Being in jail – isn’t it just a waste of time?
The group Protect Life believes that non-violent direct action is both necessary and right in order to bring about the end to the open practice of abortion in our society: necessary, because we do not believe that simply saying that abortion is the killing of babies will, by itself, stop the killing taking place; and right, because we believe that intervening to help an innocent human being who is about to be killed is always the correct thing to do.
However it is clearly the case that if a person repeatedly engages in such action, then sooner or later they are certain to find themselves locked in prison for their efforts. And based on the American experience, the more times the actions are done and the more effective the actions are in stopping abortions being carried out, the longer the jail terms become.
So anyone considering taking this course of action should do so only after they have come to fully recognise that if they should persist in regular direct intervention to stop abortions, they will spend considerable periods of time in prison as a consequence.
Given that that is the case, it can then be reasonably asked: if as a consequence of carrying out these actions pro-lifers should end up being detained in prison for significant amounts of time, can the actions be considered to be warranted? After all, when a person is sitting in a jail cell isn’t their time just being wasted? The talents they may have that could be utilised in other pro-life pursuits cannot be put into much use from prison.
It is correct that being in jail does severely curtail a person’s normal contributions to society generally and to the protection of the preborn in particular. The assumption can easily be made then that time spent in jail must therefore be wasted time. However, such a conclusion does not necessarily follow: appearances can be deceptive.
It is not easy, perhaps not even possible, to tell just what course of action may make the greatest contribution to the ending of the practice of abortion. While that may be true, it does not seem to be so difficult to determine what is a right response to the killing of the innocent. We at Protect Life believe, as we would assume all other Christians do, that it is always indisputably right to try and directly help someone who is about to be unjustly killed. And if it is right to do so, we do not believe it stops being right just because for some reason the state may penalise you, even jail you, for doing so.
We would hold that virtually by definition, doing that which is right can never be a waste of time: doing what is right is always a good thing.

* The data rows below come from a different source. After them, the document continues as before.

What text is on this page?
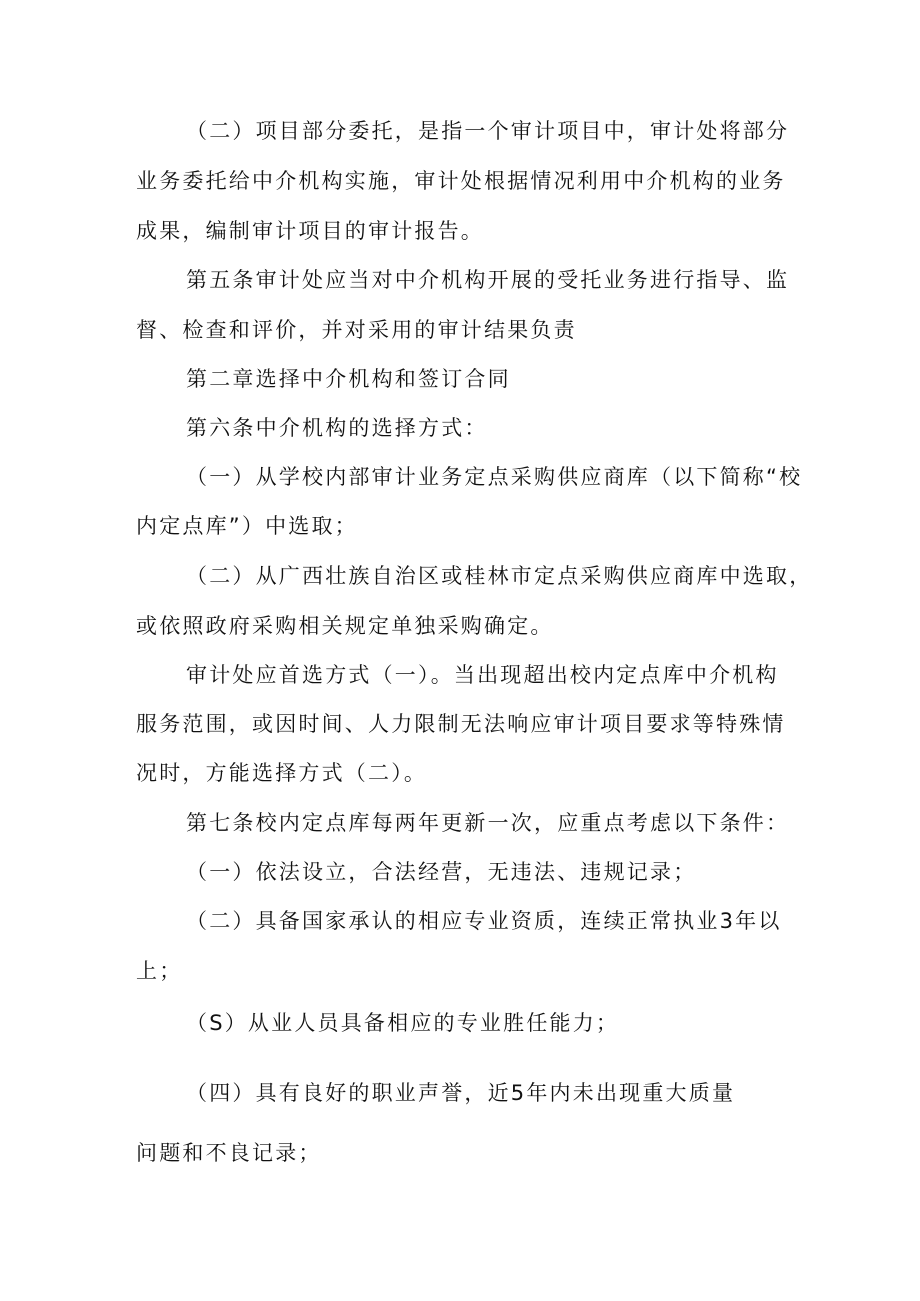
（二）项目部分委托，是指一个审计项目中，审计处将部分
业务委托给中介机构实施，审计处根据情况利用中介机构的业务
成果，编制审计项目的审计报告。
第五条审计处应当对中介机构开展的受托业务进行指导、监
督、检查和评价，并对采用的审计结果负责
第二章选择中介机构和签订合同
第六条中介机构的选择方式：
（一）从学校内部审计业务定点采购供应商库（以下简称“校
内定点库”）中选取；
（二）从广西壮族自治区或桂林市定点采购供应商库中选取，
或依照政府采购相关规定单独采购确定。
审计处应首选方式（一）。当出现超出校内定点库中介机构
服务范围，或因时间、人力限制无法响应审计项目要求等特殊情
况时，方能选择方式（二）。
第七条校内定点库每两年更新一次，应重点考虑以下条件：
（一）依法设立，合法经营，无违法、违规记录；
（二）具备国家承认的相应专业资质，连续正常执业3年以
上；
（S）从业人员具备相应的专业胜任能力；
（四）具有良好的职业声誉，近5年内未出现重大质量
问题和不良记录；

If it so happens that a penalty should be incurred for doing what is right, then having to pay that penalty may be highly undesirable, very onerous, and completely unfair, but nevertheless we would not accept that it would be a waste of time.
Far from it: we believe that even sitting in jail does contribute very positively to the ultimate goal of seeing attitudes to the practise of abortion changed. For one thing, it helps bring into sharp focus for everyone the question, just what value do preborn children really have? Of course, in answering that question many may conclude that those sitting in jail for the preborn are fools and that they are only getting what they deserve. Others though, especially those in the Christian community, may be challenged to think more seriously about what is actually being allowed to go on. (Which are ultimately more important – human lives or personal freedoms?)
But in the end, regardless of whether any apparent improvements occur or not, making a stand for what is right remains the right thing to do. In this instance the stand is for the protection of innocent young human lives – surely one of the most important stands that can be made.
There are many worthwhile things we can do with our lives. Sitting in jail is normally not one of them but when it is done on behalf of the preborn, it is no waste of time.